As a business person, I’m always looking for different ways of providing our customers value that others don’t offer. Eventually that meant getting out of the new residential construction business.
When I started my business in 1991, I opened up a small retail store with two trucks. My goal was to bring in service work by making people feel comfortable that they had a physical place to go, not just a phone that could be disconnected.
In the beginning it was take-what-you-could-get. We did weekly service, repair work — anything and everything. Then we slowly evolved into our current business model.
We built a pool the first year. Our main business was always service, but we got to a point where we would build about 30 new residential pools per year, alongside our repair work and renovations.
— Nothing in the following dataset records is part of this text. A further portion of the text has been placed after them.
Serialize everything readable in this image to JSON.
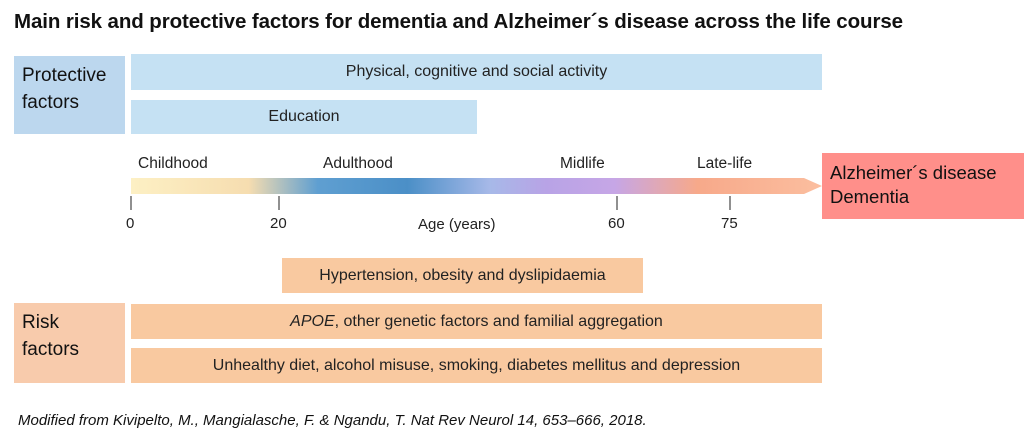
{
  "title": "Main risk and protective factors for dementia and Alzheimer´s  disease across the life course",
  "protective": {
    "label_line1": "Protective",
    "label_line2": "factors",
    "bars": [
      "Physical, cognitive and social activity",
      "Education"
    ]
  },
  "timeline": {
    "stages": [
      "Childhood",
      "Adulthood",
      "Midlife",
      "Late-life"
    ],
    "ticks": [
      "0",
      "20",
      "60",
      "75"
    ],
    "axis_label": "Age (years)"
  },
  "outcome": {
    "line1": "Alzheimer´s disease",
    "line2": "Dementia"
  },
  "risk": {
    "label_line1": "Risk",
    "label_line2": "factors",
    "bar1": "Hypertension, obesity and dyslipidaemia",
    "bar2_gene": "APOE",
    "bar2_rest": ", other genetic factors and familial aggregation",
    "bar3": "Unhealthy diet, alcohol misuse, smoking, diabetes mellitus and depression"
  },
  "footer": "Modified from Kivipelto, M., Mangialasche, F. & Ngandu, T. Nat Rev Neurol 14, 653–666, 2018.",
  "colors": {
    "protective": "#c5e1f3",
    "risk": "#f9c9a0",
    "outcome": "#ff8f8a"
  }
}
But because of the progress of our business and economic conditions, we have almost completely dropped new residential construction.
Part of this is because of our commercial pool management work. We got into it 12 to 15 years ago. We started out just opening, closing, cleaning and monitoring them. A lot of people kept asking me, “Do you do lifeguards?” I knew getting lifeguards would be a whole other ballgame, but eventually we went into that. Now we manage a lot of commercial pools and supply the lifeguards. We also have a supervisor who visits the pool.
In my opinion, you can’t do commercial pool management and residential construction both at the same time effectively. So we decided to focus on commercial management, residential service and renovations. That’s worked out very well for us.
We’ll actually build one or two new pools a year, but only under certain conditions. I won’t do them in our busiest months, May or June, because it coincides with everything else we do. They are strictly referral, and I will only bid on a new pool if I think we have a good chance of getting it — if we built their relative’s or friend’s pool and they’re highly recommending us. Otherwise I’ll just tell them we’re not interested.
The pool management work has also served us well because of the consistency. I have contracts, so I know I have, say, 50 pools that we’re going to manage. I may lose one, but then I’ll gain two or three. But I can count on that, so I can staff accordingly. I know I can hire my lifeguards over the winter so they’re set up for the spring. I know that revenue’s coming in. It’s similar to residential service in that way.
It also helps set us apart. I’m always looking to offer things that not everybody has. Pool management is very difficult and you have to be either in it or not in it. You cannot fail to have a lifeguard at a pool. Commercial pools are seven days a week. The pools are busiest on Saturdays and Sundays, and the health departments are out on those days, so there’s no resting. So it’s not for everybody. And it’s not easy to get into. You have to have a lot of experience, so Johnny’s Pool Service can’t just decide they want to do commercial pools.
When the economy started to go down, new residential construction became ultra competitive, because now you had the same number of pool companies competing for one-third or one-fourth of the pools. So all the big builders in our area dropped their price to be competitive, to keep their trucks running and their guys working.
We had enough work in service and renovations where it didn’t pay for us to build a pool to keep guys busy. We didn’t really get that affected by the recession. The pool management side didn’t miss a beat, except in renovations. The last few years have been very good for us.
The other thing about selling new residential pools is that it takes a lot of time. You have to do a presentation, talk about their kids and get them to feel comfortable with you. Then you still have to hold their hand after the pool’s built and explain how it works. In my opinion, our time could be used more effectively in the other areas of our business.
On a renovation, the customer already has the pool and knows how to maintain it. So there’s a lot less time after the sale that you have to spend making them feel comfortable.
I’ve also found renovations to be more profitable.
For one thing, our closing ratio is much higher on renovation than it is on a new pool. The market is still competitive, but less so. And often, we’re hired for a renovation by one of our service clients, so they already know and trust us. So, where it’s common practice to get three estimates to build a new pool, about half won’t do that for a renovation if they know and trust their service company to do the work. The other half will get the estimates, but you already have a relationship.
In new residential construction, even if I come highly recommended, a customer is still going to get three estimates. And I don’t want to be the company that’s providing a second estimate just to make the homeowner feel better, so they know the company that they’ve all but chosen isn’t taking advantage of them. It can be a waste of time.
I’ve also found the profit margins to be much better in renovation. With a new pool, you have a 20-by-40-foot installation that’s X amount of dollars and comes with these 15 items. It’s easier for a customer to compare apples to apples. On a renovation, there’s room for more labor-intensive work, which is more profitable. And there’s a good opportunity for us to upsell.
This model has really worked for us.
I feel most companies try to say, “What are my competitors doing? That’s what I should be doing.” I think that’s a mistake. I don’t want to do what my competitor’s doing. I want to do something different. I want to offer things that my competitors aren’t. I don’t want to play in the same sandbox, I want to differentiate myself, not just by saying, “I build a better pool.”